While the demonstration of growth inhibiting antibodies is promising, it still will be necessary to conduct challenge experiments to determine whether development of these antibodies affects nasal carriage and shedding of M. ovipneumoniae in previously colonized animals. In experiments 1 and 2, we attempted to immunize sheep that were previously or currently colonized with M. ovipneumoniae, attempting to mimic the conditions present in most real world sheep flocks. The results of the M. ovipneumoniae colonization trial clearly demonstrated the lack of protection by the immunization regime of Experiment 1, consistent with the lack of seroconversion of those animals, as well as demonstrating that relatively little resistance to reinfection. Ideally, a challenge study would have also been conducted on the sheep in Experiment 3, but this was not possible because the animals were required for another research program. Therefore, assessment of in vivo protection in immunized animals will be needed to assess their ability to reduce M. ovipneumoniae nasal colonization and shedding. Similarly, while we demonstrated passive transfer of M. ovipneumoniae binding and growth inhibiting antibodies to lambs, the potential protective effects of these antibodies against M. ovipneumoniae will need to be determined in future studies.
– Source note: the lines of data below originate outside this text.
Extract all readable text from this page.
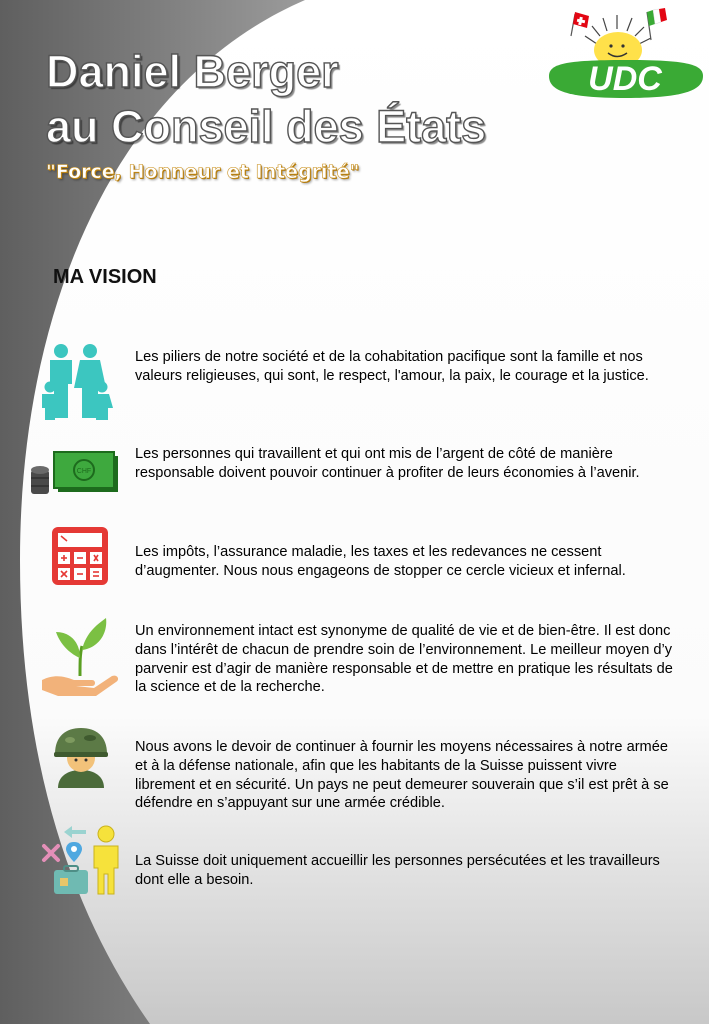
Daniel Berger
au Conseil des États
"Force, Honneur et Intégrité"
UDC
MA VISION

Les piliers de notre société et de la cohabitation pacifique sont la famille et nos valeurs religieuses, qui sont, le respect, l'amour, la paix, le courage et la justice.

CHF

Les personnes qui travaillent et qui ont mis de l’argent de côté de manière responsable doivent pouvoir continuer à profiter de leurs économies à l’avenir.

Les impôts, l’assurance maladie, les taxes et les redevances ne cessent d’augmenter. Nous nous engageons de stopper ce cercle vicieux et infernal.

Un environnement intact est synonyme de qualité de vie et de bien-être. Il est donc dans l’intérêt de chacun de prendre soin de l’environnement. Le meilleur moyen d’y parvenir est d’agir de manière responsable et de mettre en pratique les résultats de la science et de la recherche.

Nous avons le devoir de continuer à fournir les moyens nécessaires à notre armée et à la défense nationale, afin que les habitants de la Suisse puissent vivre librement et en sécurité. Un pays ne peut demeurer souverain que s’il est prêt à se défendre en s’appuyant sur une armée crédible.

La Suisse doit uniquement accueillir les personnes persécutées et les travailleurs dont elle a besoin.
There is precedent for control of Mycoplasma spp. infections in other domestic animals through immunization. However, it has not been possible to date to develop efficacious broadly protective vaccines to the closely related M. hyopneumoniae, the etiologic agent of porcine enzootic pneumonia [27], [35], [36]. M. hypopneumoniae shares the same basic pathophysiology and broad strain diversity as M. ovipneumoniae [2], [23], [27]. The demonstration of only partial protection from disease and little if any effect on M. hyopneumoniae colonization, illustrates the challenge of vaccination development for some respiratory mycoplasmal diseases and may give insight into the challenges faced in the future development of an effective M. ovipneumoniae vaccine.
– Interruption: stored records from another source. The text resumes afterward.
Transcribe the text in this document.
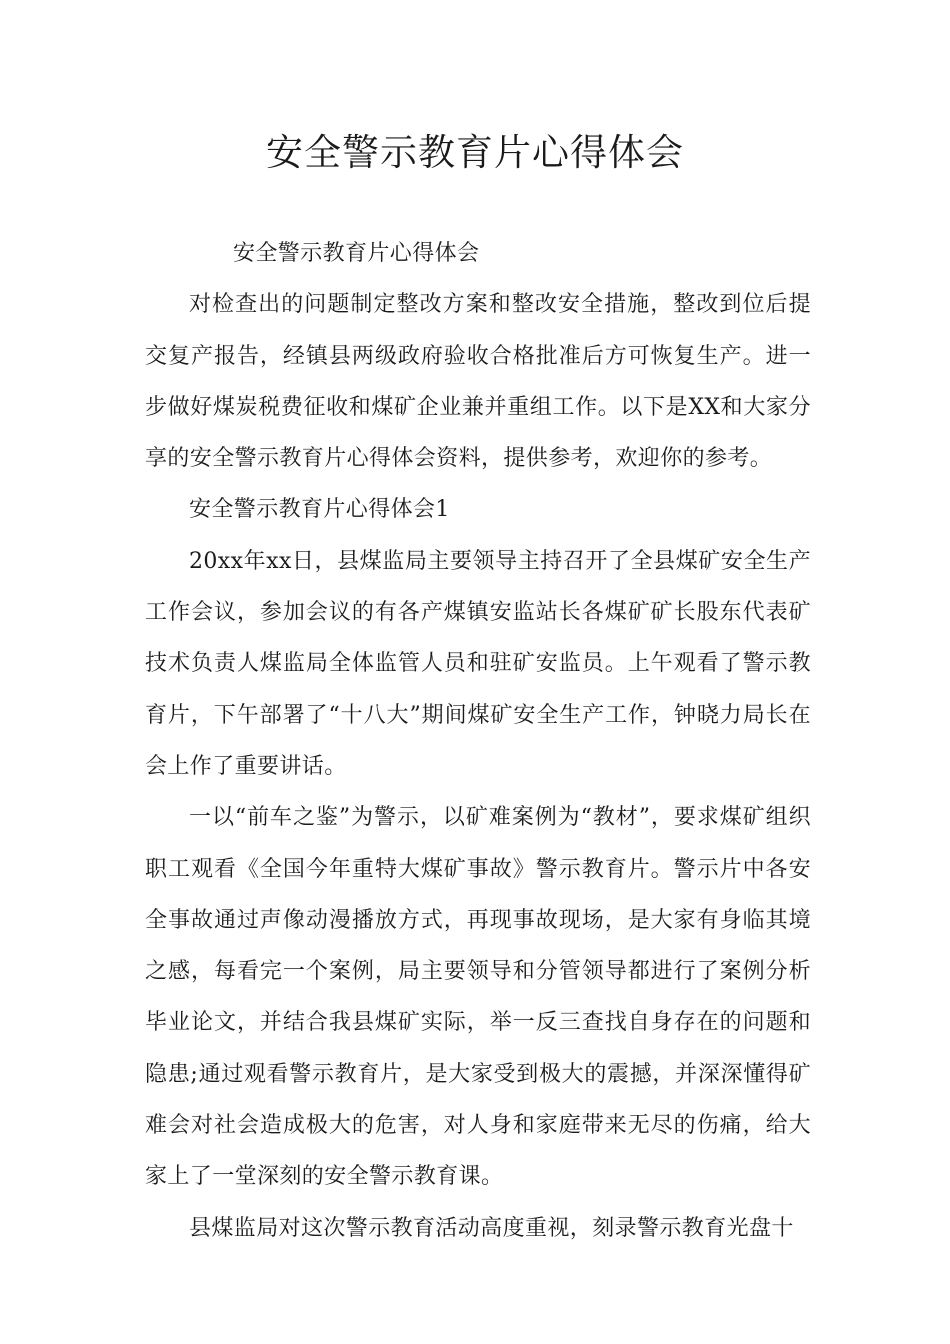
安全警示教育片心得体会

安全警示教育片心得体会

对检查出的问题制定整改方案和整改安全措施，整改到位后提交复产报告，经镇县两级政府验收合格批准后方可恢复生产。进一步做好煤炭税费征收和煤矿企业兼并重组工作。以下是XX和大家分享的安全警示教育片心得体会资料，提供参考，欢迎你的参考。

安全警示教育片心得体会1

20xx年xx日，县煤监局主要领导主持召开了全县煤矿安全生产工作会议，参加会议的有各产煤镇安监站长各煤矿矿长股东代表矿技术负责人煤监局全体监管人员和驻矿安监员。上午观看了警示教育片，下午部署了“十八大”期间煤矿安全生产工作，钟晓力局长在会上作了重要讲话。

一以“前车之鉴”为警示，以矿难案例为“教材”，要求煤矿组织职工观看《全国今年重特大煤矿事故》警示教育片。警示片中各安全事故通过声像动漫播放方式，再现事故现场，是大家有身临其境之感，每看完一个案例，局主要领导和分管领导都进行了案例分析毕业论文，并结合我县煤矿实际，举一反三查找自身存在的问题和隐患;通过观看警示教育片，是大家受到极大的震撼，并深深懂得矿难会对社会造成极大的危害，对人身和家庭带来无尽的伤痛，给大家上了一堂深刻的安全警示教育课。

县煤监局对这次警示教育活动高度重视，刻录警示教育光盘十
Effective immunization of sheep with M. ovipneumoniae could assist with prevention of respiratory disease in domestic sheep and may also reduce the risk of transmission of M. ovipneumoniae to bighorn sheep. This study has produced information on safety and immunogenicity that are the first steps in the development of immunization strategies targeting M. ovipneumoniae infections of domestic sheep. We demonstrated the need for relatively large (>50 ug) antigenic mass to produce detectable serum antibody responses, the parallel development of blocking antibodies detected by cELISA and growth inhibiting antibodies, the potential for significant adverse local (heat, swelling) and systemic (fever, elevated fibrinogen levels) effects of immunization, and the ability of M. ovipneumoniae specific antibodies to be passively transferred to lambs. Future studies will be required to define the ability of subcutaneous immunization to elicit mucosal antibodies, which are presumably required to impact M. ovipneumoniae infection of the nasal cavity.